What Texas Must DoBan late fees altogether or pilot a progressive, income-based penalty system. Even though compounding is an issue, the core problem is the initial flat fee that hits hardest when someone is already struggling. A one-size-fits-all model ignores economic reality. A progressive approach would scale penalties to what a person can actually afford, and could be tested locally before broader adoption. Cities and counties don’t need to wait on state leadership. Municipal action can make real change.
If Texas banned predatory late fees today, the financial outcome for low income residents could be transformative. Even a modest estimate of $500 per year in avoided fees, across credit cards, utilities, housing, and court mandated programs, adds up to $5,000 over a decade.

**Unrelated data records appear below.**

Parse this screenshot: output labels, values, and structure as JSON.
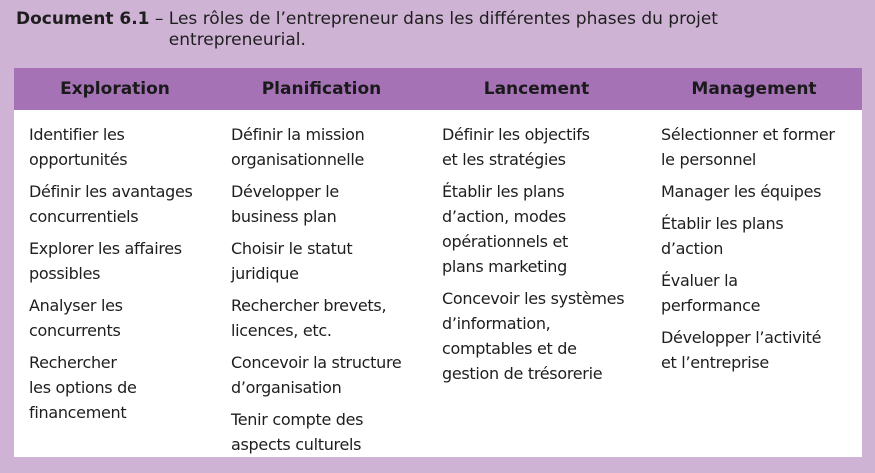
{
  "caption": {
    "label": "Document 6.1",
    "dash": " – ",
    "text": "Les rôles de l’entrepreneur dans les différentes phases du projet entrepreneurial."
  },
  "columns": [
    {
      "header": "Exploration",
      "items": [
        [
          "Identifier les",
          "opportunités"
        ],
        [
          "Définir les avantages",
          "concurrentiels"
        ],
        [
          "Explorer les affaires",
          "possibles"
        ],
        [
          "Analyser les",
          "concurrents"
        ],
        [
          "Rechercher",
          "les options de",
          "financement"
        ]
      ]
    },
    {
      "header": "Planification",
      "items": [
        [
          "Définir la mission",
          "organisationnelle"
        ],
        [
          "Développer le",
          "business plan"
        ],
        [
          "Choisir le statut",
          "juridique"
        ],
        [
          "Rechercher brevets,",
          "licences, etc."
        ],
        [
          "Concevoir la structure",
          "d’organisation"
        ],
        [
          "Tenir compte des",
          "aspects culturels"
        ]
      ]
    },
    {
      "header": "Lancement",
      "items": [
        [
          "Définir les objectifs",
          "et les stratégies"
        ],
        [
          "Établir les plans",
          "d’action, modes",
          "opérationnels et",
          "plans marketing"
        ],
        [
          "Concevoir les systèmes",
          "d’information,",
          "comptables et de",
          "gestion de trésorerie"
        ]
      ]
    },
    {
      "header": "Management",
      "items": [
        [
          "Sélectionner et former",
          "le personnel"
        ],
        [
          "Manager les équipes"
        ],
        [
          "Établir les plans",
          "d’action"
        ],
        [
          "Évaluer la",
          "performance"
        ],
        [
          "Développer l’activité",
          "et l’entreprise"
        ]
      ]
    }
  ]
}
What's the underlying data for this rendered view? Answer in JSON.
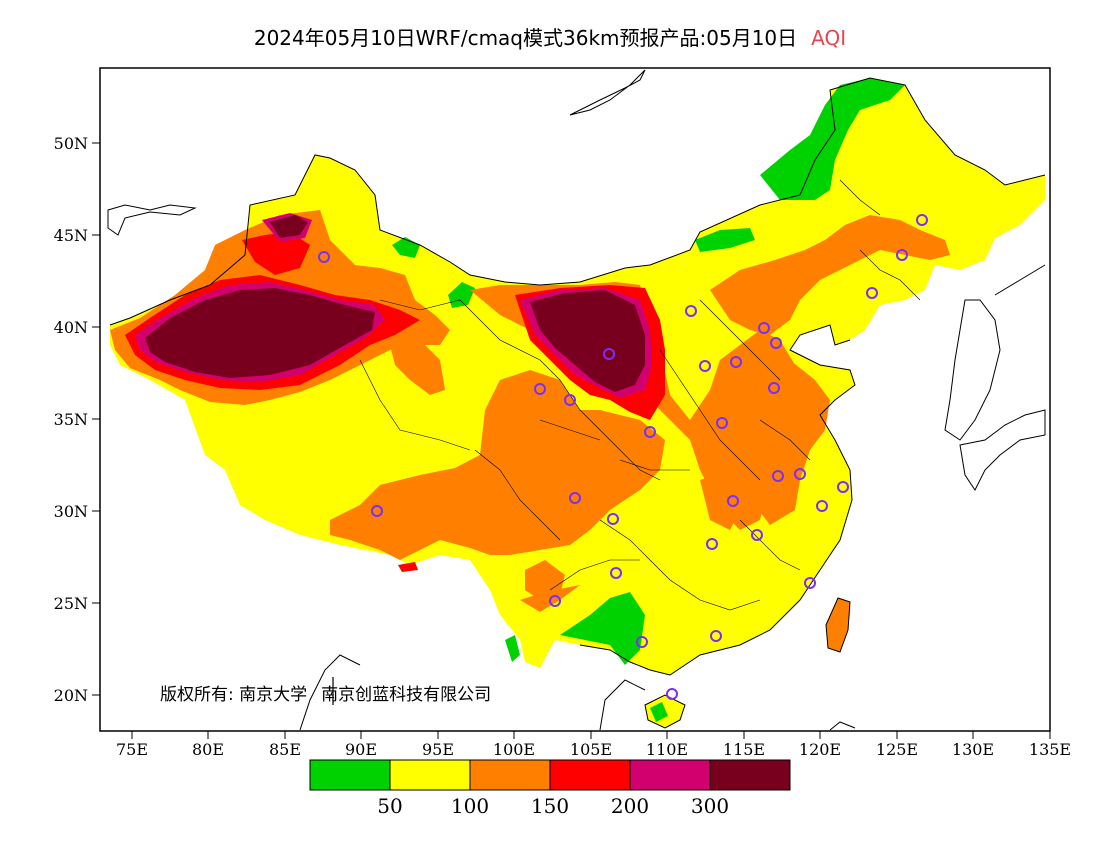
{
  "title": {
    "main": "2024年05月10日WRF/cmaq模式36km预报产品:05月10日",
    "variable": "AQI",
    "variable_color": "#e8454f"
  },
  "axes": {
    "y_ticks": [
      "50N",
      "45N",
      "40N",
      "35N",
      "30N",
      "25N",
      "20N"
    ],
    "x_ticks": [
      "75E",
      "80E",
      "85E",
      "90E",
      "95E",
      "100E",
      "105E",
      "110E",
      "115E",
      "120E",
      "125E",
      "130E",
      "135E"
    ]
  },
  "copyright": {
    "owner": "版权所有: 南京大学",
    "company": "南京创蓝科技有限公司"
  },
  "legend": {
    "colors": [
      "#00d200",
      "#ffff00",
      "#ff8000",
      "#ff0000",
      "#d2006e",
      "#78001e"
    ],
    "labels": [
      "50",
      "100",
      "150",
      "200",
      "300"
    ]
  },
  "map_colors": {
    "good": "#00d200",
    "moderate": "#ffff00",
    "sensitive": "#ff8000",
    "unhealthy": "#ff0000",
    "very_unhealthy": "#d2006e",
    "hazardous": "#78001e",
    "station_marker": "#7b2cff"
  }
}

For families hovering at or below the poverty line, that savings could mean staying housed, getting out of debt, or finally affording stability. This isn’t just relief, it’s wealth building.
A basic simulation comparing a household under the current system with one no longer paying late fees shows that the latter could steadily accumulate savings over time. In contrast, the current system traps families in a cycle of zero or negative net gains.
This isn’t theoretical. It’s math. And it should be policy.
Closing: Toward a Fairer Model
My dad’s line, that "poor people are poor because they make poor decisions," was never the full story. The truth is:
Poverty deepens when decisions are punished disproportionately.
Late fees aren’t teaching lessons. They’re turning temporary hardship into permanent setback. And the people writing these policies know it. They just aren’t feeling it.
If Texas wants to be bold, it doesn’t need more government programs. It needs to stop letting public systems quietly authorize the worst parts of private profiteering.
The cost of being poor in Texas isn’t just felt at the register. It’s in the fees added when you stumble-and the silence that follows.